Respon Katolik dan Yahudi Terhadap Charlie Hebdo

Di Prancis sepanjang 2011 Charlie Hebdo digugat 13 kali oleh organisasi katolik. Lalu pada 2016 Paus Fransiskus juga pernah mengkritik terbuka Charlie Hebdo.

Respon Katolik dan Yahudi Terhadap Charlie Hebdo
Sumber gambar: antaranews.com

MONDAYREVIEW.COM – Kartun Charlie Hebdo mengenai Nabi Muhammad SAW memancing kemarahan umat Islam di Perancis dan seluruh dunia. Dalam Islam Nabi Muhammad SAW dilarang untuk digambarkan. Artinya bahwa penggambaran tersebut merupakan bentuk penistaan keyakinan. Di Indonesia sendiri, ekspresi kemarahan terhadap Charlie Hebdo diwujudkan dalam bentuk aksi massa pada Senin 2 November 2020. Emosi umat Islam semakin tersulut dengan pernyataan Presiden Perancis yang terkesan menyudutkan umat Islam.

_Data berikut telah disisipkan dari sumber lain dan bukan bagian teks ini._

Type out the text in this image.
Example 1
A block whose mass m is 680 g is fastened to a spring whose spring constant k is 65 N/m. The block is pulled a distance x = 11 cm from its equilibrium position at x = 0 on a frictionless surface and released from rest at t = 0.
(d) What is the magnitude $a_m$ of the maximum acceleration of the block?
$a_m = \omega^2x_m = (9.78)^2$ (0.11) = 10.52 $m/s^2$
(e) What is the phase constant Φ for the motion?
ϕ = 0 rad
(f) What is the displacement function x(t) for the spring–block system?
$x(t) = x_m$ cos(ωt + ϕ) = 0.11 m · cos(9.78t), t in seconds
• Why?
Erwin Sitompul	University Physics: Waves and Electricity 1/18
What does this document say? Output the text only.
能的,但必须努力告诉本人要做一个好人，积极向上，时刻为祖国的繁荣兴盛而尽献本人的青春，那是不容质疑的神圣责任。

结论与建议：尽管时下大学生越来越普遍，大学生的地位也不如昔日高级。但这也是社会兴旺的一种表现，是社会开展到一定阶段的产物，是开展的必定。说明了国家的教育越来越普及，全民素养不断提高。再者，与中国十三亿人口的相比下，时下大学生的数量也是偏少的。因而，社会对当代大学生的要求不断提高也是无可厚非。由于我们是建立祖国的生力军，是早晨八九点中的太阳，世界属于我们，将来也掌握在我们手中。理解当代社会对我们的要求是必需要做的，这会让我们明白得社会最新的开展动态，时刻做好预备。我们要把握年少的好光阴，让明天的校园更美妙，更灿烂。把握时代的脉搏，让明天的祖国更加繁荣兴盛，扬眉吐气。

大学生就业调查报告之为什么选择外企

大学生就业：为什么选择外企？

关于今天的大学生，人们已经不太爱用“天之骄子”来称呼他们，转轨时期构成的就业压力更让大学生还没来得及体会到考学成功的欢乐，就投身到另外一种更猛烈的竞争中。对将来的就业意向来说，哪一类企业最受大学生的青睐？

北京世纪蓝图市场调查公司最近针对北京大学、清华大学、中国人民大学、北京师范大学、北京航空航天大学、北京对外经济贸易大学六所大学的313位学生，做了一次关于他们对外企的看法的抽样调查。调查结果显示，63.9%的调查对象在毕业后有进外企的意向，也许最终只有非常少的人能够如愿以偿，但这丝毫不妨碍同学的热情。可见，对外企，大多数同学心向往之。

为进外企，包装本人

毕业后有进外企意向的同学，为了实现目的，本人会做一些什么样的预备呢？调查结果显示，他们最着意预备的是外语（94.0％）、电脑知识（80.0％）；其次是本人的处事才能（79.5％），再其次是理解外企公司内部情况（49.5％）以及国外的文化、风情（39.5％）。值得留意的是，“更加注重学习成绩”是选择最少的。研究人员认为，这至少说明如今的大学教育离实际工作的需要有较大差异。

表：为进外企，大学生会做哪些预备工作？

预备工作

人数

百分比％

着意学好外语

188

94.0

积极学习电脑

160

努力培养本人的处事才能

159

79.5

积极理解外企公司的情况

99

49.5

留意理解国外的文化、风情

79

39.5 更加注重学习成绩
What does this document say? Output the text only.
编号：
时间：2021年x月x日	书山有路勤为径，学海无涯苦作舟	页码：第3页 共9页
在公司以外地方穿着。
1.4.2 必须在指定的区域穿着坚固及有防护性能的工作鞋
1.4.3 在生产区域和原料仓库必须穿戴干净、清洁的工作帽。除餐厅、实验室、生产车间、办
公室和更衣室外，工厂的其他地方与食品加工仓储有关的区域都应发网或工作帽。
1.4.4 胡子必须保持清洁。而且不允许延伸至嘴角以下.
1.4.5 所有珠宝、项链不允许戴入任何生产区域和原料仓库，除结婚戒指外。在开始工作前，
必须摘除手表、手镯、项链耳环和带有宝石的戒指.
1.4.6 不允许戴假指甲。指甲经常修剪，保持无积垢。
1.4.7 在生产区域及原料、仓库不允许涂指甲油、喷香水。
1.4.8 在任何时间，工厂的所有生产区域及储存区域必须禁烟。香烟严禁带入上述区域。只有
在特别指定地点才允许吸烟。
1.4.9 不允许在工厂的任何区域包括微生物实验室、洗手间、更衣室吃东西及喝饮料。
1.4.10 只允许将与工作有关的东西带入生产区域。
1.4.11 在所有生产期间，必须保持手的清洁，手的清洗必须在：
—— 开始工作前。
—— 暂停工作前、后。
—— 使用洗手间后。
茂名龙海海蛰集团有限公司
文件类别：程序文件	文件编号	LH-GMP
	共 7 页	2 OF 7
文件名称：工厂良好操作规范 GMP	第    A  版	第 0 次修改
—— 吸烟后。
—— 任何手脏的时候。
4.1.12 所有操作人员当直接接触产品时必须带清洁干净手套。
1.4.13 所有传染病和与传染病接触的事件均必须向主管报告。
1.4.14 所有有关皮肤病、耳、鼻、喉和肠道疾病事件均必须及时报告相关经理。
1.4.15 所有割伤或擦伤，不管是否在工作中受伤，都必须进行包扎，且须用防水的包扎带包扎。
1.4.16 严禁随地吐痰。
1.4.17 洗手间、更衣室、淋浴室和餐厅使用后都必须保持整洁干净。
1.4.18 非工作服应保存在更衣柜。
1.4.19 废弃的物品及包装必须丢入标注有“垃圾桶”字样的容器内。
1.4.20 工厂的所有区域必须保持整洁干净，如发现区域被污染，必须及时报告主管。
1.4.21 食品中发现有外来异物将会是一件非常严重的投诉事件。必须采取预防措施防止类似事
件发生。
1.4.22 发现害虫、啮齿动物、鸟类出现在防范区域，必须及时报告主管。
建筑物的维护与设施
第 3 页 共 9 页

Gelombang kemarahan umat Islam tersebut direspon sinis oleh sebagian pihak. Banyak yang tidak setuju dengan aksi umat Islam tersebut seraya membandingkan dengan respon umat non muslim. Seorang warganet menyatakan bahwa umat non muslim santai saja menanggapi kartun Charlie Hebdo. Sebaliknya kaum muslim marah dengan kartun tersebut. Hal ini menunjukan bahwa kaum muslim belum dewasa dalam menyikapi penistaan terhadapnya. Benarkah kaum non muslim tidak bereaksi terhadap Charlie Hebdo?

Harus diakui bahwa memang kaum non muslim, tidak melakukan aksi kekerasan dalam merespon kartun Charlie Hebdo. Hal ini menjadi otokritik bagi umat Islam agar tidak mengedepankan aksi terror dan kekerasan seperti yang telah terjadi beberapa waktu ini. Namun bukan berarti kaum non muslim diam saja terhadap karikatur Charlie Hebdo. Arman Dhani seorang aktivis dan penulis dalam status facebooknya mengutip beberapa media mengenai respon Katolik dan Yahudi terhadap Charlie Hebdo.

Di Prancis sepanjang 2011 Charlie Hebdo digugat 13 kali oleh organisasi katolik. Lalu pada 2016 Paus Fransiskus juga pernah mengkritik terbuka Charlie Hebdo. Paus mengatakan bahwa Charlie Hebdo tidak dapat memprovokasi dan menistakan keyakinan agama.  Jika Charlie Hebdo tetap melakukannya, maka mereka akan menerima akibatnya kata Paus Fransiscus. Bruno Forte, Uskup Agung Chieto-Vasto Itali dan secretary-general of the Synod of Bishops, menyebut Charlie Hebdo "distressing, as well as unfounded." menurutnya tabloid itu menyerang tak hanya keyakinan Kristiani, namun juga Yahudi dan Islam. Menurutnya sekalipun seseorang memilih untuk tidak beragama, namun mereka harus tetap menghormati keyakinan kelompok beragama.  

Orang-orang yahudi sering memenangkan gugatan terhadap Charlie Hebdo, karikaturis Charlie Hebdo pernah dihukum bersalah karena meledek Holocaust tak pernah ada. Artinya bahwa tidak benar jika umat agama lain diam saja saat agama dinistakan. Mereka pun merespon dengan elegan, yakni dengan menggugat Charlie Hebdo. Bentuk protes ini yang harus dilakukan oleh umat Islam. Kekerasan bukan solusi, justru malah akan memperkeruh keadaan. Jika umat Islam terpancing untuk melakukan terror, kelompok anti Islam akan semakin leluasa menyebarkan kampanye Islamophobia.